Now it gets a little strange. Take the (red) number above the 300 and *double* it. Write this number on the next line down on the left and add an underscore. 1 doubled is 2, so our example now looks like this:

The underscore is a place holder for an unknown digit. We need to find a single digit that we will place above the line (over the “00”) and in the placeholder. We want the product of these two numbers to be as large as possible without being larger than the current remainder. Let’s say we decide the digit is 6. Then 6 ·26 = 156. If the digit is 7, then 7 ·27 = 189. If the digit is 8, then 8 ·28 = 224. This is larger than 200, so our digit is 7. We place it above the radical and in the placeholder as shown below. Do the multiplication and subtraction as before. Write the remainder and bring down the next two digits. Our example now looks like this:

Now we repeat this process over and over for each new digit.
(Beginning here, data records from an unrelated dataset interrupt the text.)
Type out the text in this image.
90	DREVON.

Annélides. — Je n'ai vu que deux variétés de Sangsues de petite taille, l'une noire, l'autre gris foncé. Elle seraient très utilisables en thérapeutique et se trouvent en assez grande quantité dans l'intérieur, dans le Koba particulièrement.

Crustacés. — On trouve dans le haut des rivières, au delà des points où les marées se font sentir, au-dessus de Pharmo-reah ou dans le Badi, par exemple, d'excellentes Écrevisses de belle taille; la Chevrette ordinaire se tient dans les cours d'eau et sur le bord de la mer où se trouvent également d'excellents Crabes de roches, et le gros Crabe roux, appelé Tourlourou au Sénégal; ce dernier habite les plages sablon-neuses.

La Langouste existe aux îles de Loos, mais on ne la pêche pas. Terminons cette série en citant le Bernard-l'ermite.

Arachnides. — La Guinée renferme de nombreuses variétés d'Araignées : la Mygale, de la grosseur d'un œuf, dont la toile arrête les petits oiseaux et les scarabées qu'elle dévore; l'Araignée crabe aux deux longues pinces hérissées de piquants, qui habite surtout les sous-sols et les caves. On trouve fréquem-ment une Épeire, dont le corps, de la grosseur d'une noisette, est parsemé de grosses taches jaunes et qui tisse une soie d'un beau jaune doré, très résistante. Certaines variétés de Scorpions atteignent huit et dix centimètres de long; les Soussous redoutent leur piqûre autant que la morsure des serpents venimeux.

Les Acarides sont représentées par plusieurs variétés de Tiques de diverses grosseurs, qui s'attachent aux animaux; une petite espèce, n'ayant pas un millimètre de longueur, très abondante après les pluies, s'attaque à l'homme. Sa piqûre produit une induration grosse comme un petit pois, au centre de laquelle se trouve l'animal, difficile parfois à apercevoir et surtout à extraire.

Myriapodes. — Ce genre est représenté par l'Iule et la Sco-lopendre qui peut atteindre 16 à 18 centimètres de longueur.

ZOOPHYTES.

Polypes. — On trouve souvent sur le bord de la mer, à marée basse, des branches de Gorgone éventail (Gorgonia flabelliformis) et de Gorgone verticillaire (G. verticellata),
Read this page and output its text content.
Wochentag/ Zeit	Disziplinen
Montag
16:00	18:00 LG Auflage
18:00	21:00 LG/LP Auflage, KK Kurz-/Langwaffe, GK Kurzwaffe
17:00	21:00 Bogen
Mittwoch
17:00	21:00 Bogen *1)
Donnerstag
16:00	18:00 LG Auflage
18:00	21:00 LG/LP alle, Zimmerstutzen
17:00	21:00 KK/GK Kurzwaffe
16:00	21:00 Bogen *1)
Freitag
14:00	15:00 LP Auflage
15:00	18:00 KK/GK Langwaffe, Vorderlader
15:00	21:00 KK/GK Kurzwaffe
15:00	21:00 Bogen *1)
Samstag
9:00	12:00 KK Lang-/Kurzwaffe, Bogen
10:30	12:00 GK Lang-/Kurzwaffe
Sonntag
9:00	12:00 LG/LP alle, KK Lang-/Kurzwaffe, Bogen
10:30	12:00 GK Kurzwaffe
Double the number above the radical and add a placeholder. 17 ·2 = 34, so our problem now looks like this:

Again, we need a digit above the line and in the placeholder so that the product is less than the remainder. 3·343 = 1029 < 1100. 4·344 = 1376 >1100. So the digit we want is 3. Do the multiplication and subtraction and bring down the next two digits. Our example looks like this:

Let’s do it one more time. Double the number over the radical and add a placeholder:

The next digit we need is a 2. (2·3462 = 6924 < 7100; while 3·3463 = 10389 > 7100). Multiply and subtract and bring down the next two digits.

17.32 is a pretty good approximation of the square root of 300. You can repeat this process as often as you want to get even more digits in your solution. The next number we would write on the left would be 3464_. You can see that the number on the left gets bigger with each step, so the process gets pretty unwieldy. If you need more than three or four digits in your square root, make sure you have a lot of paper, or go find that calculator!